DARK budget clouds over Washington threaten global efforts to harness the energy source that lights the sun.
A bout of lobbying this summer by scientists and key members of Congress so far has failed to soften the impact of major cuts in the $363-million fusion program.
At stake, claim scientists, are some 1,300 fusion research jobs and America's now-dwindling historic lead in developing a fusion reactor. The penury could also undermine a next- generation project that has been held up as a model of international scientific cooperation.
"Our partners are very upset about this. My European colleagues tell me that this is the last straw," says Milos Porkolab, head of the Plasma Fusion Center at the Massachusetts Institute of Technology, in Cambridge, Mass., referring to Washington's growing reputation as an unreliable ally in international scientific efforts. "The danger is that if the US cuts its contribution, European governments may cut theirs" when EC ministers meet in October to plan their budget.
Fusion has long been one of the El Dorados of science. Fuel for fusion reactors - lithium and deuterium, a form of hydrogen - can be taken from sea water, so the fuel source is virtually limitless. While fusion reactors produce radioactive byproducts, the volume, radioactivity, and longevity of the waste is estimated to run anywhere from 100 to 10,000 times less than that of the waste produced in today's nuclear power plants. And fusion energy has neither the impact on the atmosphere of fossil fuels nor the ecological and land-use conundrums posed by other forms of renewable energy.
Throughout the 1980s, the US led the world in fusion research, says Dr. Porkolab, a physics professor at MIT. "But it no longer is the preeminent program it was."
While other DOE programs are taking major hits (solar energy funding will be cut by as much as one-third), fusion is taking the biggest whack.
To some extent, fusion research may be a victim to its own early hype. When civilian fusion research began in earnest in the 1960s, some of its most ardent proponents held that practical reactors were only 20 to 30 years away.

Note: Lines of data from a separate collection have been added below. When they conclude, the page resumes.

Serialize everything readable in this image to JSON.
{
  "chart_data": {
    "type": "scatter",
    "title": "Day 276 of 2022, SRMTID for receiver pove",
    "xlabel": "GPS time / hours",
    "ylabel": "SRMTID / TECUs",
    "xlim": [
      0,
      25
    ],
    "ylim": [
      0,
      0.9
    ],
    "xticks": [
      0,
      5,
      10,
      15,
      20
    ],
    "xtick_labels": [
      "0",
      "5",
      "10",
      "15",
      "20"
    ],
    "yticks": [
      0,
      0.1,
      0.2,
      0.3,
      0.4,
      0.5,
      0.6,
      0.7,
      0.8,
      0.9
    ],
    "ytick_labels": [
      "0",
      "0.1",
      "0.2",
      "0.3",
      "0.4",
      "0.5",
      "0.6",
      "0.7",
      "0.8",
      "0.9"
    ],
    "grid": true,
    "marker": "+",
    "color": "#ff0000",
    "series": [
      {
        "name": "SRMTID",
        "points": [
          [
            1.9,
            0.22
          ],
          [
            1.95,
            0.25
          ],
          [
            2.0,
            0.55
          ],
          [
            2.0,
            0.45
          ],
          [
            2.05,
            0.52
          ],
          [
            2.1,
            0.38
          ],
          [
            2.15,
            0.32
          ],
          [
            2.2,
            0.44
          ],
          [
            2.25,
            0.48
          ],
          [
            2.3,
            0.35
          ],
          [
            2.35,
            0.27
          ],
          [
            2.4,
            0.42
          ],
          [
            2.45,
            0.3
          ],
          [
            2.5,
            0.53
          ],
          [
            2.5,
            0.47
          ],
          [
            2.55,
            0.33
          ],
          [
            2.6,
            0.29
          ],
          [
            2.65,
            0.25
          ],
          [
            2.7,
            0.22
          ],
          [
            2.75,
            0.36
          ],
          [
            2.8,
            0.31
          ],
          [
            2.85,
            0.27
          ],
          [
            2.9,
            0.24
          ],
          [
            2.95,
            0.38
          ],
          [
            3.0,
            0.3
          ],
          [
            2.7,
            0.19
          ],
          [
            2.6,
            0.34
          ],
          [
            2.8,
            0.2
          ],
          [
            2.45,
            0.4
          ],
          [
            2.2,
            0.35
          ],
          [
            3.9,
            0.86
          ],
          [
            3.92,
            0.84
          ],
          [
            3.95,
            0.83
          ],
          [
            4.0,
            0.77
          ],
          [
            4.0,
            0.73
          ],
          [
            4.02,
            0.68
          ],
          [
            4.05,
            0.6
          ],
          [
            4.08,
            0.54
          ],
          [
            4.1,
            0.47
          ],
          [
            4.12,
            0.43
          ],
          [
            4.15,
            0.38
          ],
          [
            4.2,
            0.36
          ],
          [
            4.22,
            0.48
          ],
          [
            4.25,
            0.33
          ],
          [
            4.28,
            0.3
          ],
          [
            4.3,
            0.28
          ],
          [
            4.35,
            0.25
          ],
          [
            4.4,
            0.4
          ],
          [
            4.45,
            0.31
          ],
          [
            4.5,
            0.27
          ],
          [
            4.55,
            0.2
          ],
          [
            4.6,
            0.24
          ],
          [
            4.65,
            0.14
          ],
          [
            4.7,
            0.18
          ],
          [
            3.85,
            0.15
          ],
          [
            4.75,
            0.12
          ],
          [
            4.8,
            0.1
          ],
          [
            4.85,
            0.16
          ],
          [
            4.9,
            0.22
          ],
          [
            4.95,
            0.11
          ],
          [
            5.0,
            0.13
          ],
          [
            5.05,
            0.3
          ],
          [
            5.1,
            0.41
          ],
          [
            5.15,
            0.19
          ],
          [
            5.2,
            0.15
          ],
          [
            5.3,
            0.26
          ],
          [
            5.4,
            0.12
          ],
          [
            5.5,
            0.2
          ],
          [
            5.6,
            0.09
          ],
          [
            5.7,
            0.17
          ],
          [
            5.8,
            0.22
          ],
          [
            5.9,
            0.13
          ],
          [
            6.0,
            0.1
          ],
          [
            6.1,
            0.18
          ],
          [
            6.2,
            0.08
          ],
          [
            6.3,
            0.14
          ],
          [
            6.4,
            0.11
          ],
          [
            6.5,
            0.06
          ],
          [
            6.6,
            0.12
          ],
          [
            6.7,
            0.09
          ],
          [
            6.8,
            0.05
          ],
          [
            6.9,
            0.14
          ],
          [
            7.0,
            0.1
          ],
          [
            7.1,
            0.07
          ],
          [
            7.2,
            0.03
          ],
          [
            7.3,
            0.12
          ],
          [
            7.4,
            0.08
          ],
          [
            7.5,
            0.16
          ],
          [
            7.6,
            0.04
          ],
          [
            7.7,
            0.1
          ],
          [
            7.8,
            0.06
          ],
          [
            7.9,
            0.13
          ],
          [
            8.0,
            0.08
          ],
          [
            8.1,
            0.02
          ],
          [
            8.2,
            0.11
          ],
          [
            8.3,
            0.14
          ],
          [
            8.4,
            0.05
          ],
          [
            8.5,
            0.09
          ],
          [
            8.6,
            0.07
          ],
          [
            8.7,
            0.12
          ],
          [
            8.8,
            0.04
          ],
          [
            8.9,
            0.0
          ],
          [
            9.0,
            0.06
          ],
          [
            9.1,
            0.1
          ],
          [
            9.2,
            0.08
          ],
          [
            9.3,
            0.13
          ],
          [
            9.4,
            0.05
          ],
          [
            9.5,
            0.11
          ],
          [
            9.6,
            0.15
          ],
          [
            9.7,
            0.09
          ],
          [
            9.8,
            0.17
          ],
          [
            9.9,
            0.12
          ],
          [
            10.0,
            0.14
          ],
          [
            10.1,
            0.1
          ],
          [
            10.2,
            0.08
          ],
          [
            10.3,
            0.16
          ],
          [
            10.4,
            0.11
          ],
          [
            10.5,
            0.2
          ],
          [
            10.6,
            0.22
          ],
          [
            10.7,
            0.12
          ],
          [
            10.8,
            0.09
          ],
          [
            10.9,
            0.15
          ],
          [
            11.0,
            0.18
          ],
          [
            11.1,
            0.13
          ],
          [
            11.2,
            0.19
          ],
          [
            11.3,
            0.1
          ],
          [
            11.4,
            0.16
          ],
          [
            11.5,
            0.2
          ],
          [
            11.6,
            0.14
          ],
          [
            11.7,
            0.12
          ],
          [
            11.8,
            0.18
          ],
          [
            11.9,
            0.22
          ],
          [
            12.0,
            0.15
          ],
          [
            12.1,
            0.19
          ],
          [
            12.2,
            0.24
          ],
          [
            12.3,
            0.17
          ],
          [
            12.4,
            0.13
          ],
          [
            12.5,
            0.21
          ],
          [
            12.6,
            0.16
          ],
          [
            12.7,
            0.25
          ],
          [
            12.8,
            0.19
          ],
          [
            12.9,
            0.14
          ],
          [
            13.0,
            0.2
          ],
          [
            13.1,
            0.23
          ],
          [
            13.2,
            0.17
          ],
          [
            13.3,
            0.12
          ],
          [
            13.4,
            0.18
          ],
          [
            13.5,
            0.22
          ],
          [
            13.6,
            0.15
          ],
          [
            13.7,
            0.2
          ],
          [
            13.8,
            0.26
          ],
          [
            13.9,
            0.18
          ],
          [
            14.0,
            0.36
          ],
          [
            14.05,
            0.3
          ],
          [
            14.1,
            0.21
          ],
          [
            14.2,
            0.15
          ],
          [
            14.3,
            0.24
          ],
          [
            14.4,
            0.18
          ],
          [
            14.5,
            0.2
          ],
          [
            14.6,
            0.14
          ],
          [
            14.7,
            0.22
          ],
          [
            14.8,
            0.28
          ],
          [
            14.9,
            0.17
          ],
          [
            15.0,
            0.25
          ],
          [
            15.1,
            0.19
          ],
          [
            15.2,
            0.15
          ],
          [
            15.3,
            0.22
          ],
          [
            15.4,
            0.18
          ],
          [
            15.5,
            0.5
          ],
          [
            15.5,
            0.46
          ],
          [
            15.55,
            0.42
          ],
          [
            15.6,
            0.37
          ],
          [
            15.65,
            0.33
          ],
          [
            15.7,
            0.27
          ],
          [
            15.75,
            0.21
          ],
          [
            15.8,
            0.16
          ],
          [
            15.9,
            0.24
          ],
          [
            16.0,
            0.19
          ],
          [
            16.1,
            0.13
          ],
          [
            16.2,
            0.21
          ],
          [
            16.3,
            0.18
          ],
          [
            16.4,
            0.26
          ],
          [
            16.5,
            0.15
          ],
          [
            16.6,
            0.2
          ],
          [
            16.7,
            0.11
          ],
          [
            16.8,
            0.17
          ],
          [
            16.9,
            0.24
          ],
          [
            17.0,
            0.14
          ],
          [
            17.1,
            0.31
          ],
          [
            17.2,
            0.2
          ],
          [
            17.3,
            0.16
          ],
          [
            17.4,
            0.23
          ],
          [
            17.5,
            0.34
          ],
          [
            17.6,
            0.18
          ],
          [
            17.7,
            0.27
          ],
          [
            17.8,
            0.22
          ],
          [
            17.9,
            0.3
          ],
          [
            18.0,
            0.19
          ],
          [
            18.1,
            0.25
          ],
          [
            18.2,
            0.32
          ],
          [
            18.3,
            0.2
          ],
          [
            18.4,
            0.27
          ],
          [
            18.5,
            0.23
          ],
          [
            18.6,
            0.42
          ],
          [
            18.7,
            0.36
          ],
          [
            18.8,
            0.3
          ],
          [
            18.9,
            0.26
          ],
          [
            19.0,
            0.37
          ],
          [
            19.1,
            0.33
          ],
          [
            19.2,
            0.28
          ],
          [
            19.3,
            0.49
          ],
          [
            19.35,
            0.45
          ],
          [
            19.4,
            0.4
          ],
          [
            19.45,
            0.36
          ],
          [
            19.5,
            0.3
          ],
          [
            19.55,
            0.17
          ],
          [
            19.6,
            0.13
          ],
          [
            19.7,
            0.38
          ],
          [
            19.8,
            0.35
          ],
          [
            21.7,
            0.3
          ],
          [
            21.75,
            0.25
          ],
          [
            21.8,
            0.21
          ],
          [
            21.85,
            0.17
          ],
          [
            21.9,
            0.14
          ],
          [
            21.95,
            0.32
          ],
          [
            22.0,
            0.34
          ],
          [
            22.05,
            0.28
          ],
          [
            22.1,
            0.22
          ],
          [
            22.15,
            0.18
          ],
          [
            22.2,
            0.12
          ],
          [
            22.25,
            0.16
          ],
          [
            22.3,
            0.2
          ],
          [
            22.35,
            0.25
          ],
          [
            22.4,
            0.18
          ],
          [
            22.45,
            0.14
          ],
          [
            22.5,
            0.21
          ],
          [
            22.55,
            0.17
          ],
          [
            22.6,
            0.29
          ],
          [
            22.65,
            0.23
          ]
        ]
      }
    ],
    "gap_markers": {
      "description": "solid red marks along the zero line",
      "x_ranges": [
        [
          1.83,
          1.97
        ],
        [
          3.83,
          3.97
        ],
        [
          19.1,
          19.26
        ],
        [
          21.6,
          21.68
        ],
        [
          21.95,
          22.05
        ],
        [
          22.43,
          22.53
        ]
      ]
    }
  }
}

The government has spent $9 billion on fusion research to date, a congressional source says. Lawmakers were concerned that pouring more money into fusion megaprojects would undercut funding for smaller basic-research programs.
In March, the White House asked the President's Committee of Advisers on Science and Technology to name a panel to review the DOE's fusion program in light of the budget climate in Congress. Last month, the group submitted its report, saying that the US must spend at least $320 million a year to ensure that the fusion program had "a modicum of momentum" toward the goal of a practical reactor by the middle of the next century.
By the end of last week, the House has appropriated $229 million for fusion research for fiscal 1996 and the Senate $225 million. Both figures are less than half of Japan's fusion budget.
While the House version looks slightly more generous, it contains a $50 million budgetary time bomb, according to Dr. Davies. The spending drop between this year and next will likely force the layoff of some 1,300 scientists and engineers - by some estimates nearly half of the plasma-fusion researchers in the US. Including severance pay and terminating contracts, she says, total cuts to US fusion research reach 55 percent. The remainder, adds Porkolab, would not pay for the operation of the two remaining experimental facilities in the US.
When the House and Senate return from the August recess, some fusion researchers are putting their hope in the Senate version. Although the Senate appropriated less money for fusion, its bill allows the DOE to pay for close-out costs by cutting other parts of its budget. In addition, a last-minute amendment allows the DOE to use money saved from its restructuring to keep a premier fusion reactor at Princeton University's Plasma Physics Laboratory running for another three years. The reactor was scheduled to shut down in October to allow work to begin on a newer machine. Now the future of the new US machine is in doubt.
If the budget travails have left US fusion researchers antsy, they aren't making life easy for their counterparts in Europe, Russia, and Japan. These nations, including the US, have joined forces to design a facility known as the International Thermonuclear Experimental Reactor, a $10-billion project to ignite a sustained fusion reaction. The project is halfway through a six-year design phase. By agreement, Washington's contribution was to rise from $70 million to $82 million next year. Under likely scenarios, the figure will be about $45 million.
Fusion research is expensive, concedes Rush Holt, assistant director of Princeton's Plasma Physics Laboratory. But the investment is starting to pay off.
"In 1976, the record for a fusion reaction was a tenth of a watt for milliseconds," he adds. "Now we can reach 10 megawatts for seconds. Not even computer-chip density can point to orders-of-magnitude improvements like that. We're at the point where fusion isn't looking for breakthroughs. We're making incremental advances along a fairly clear path."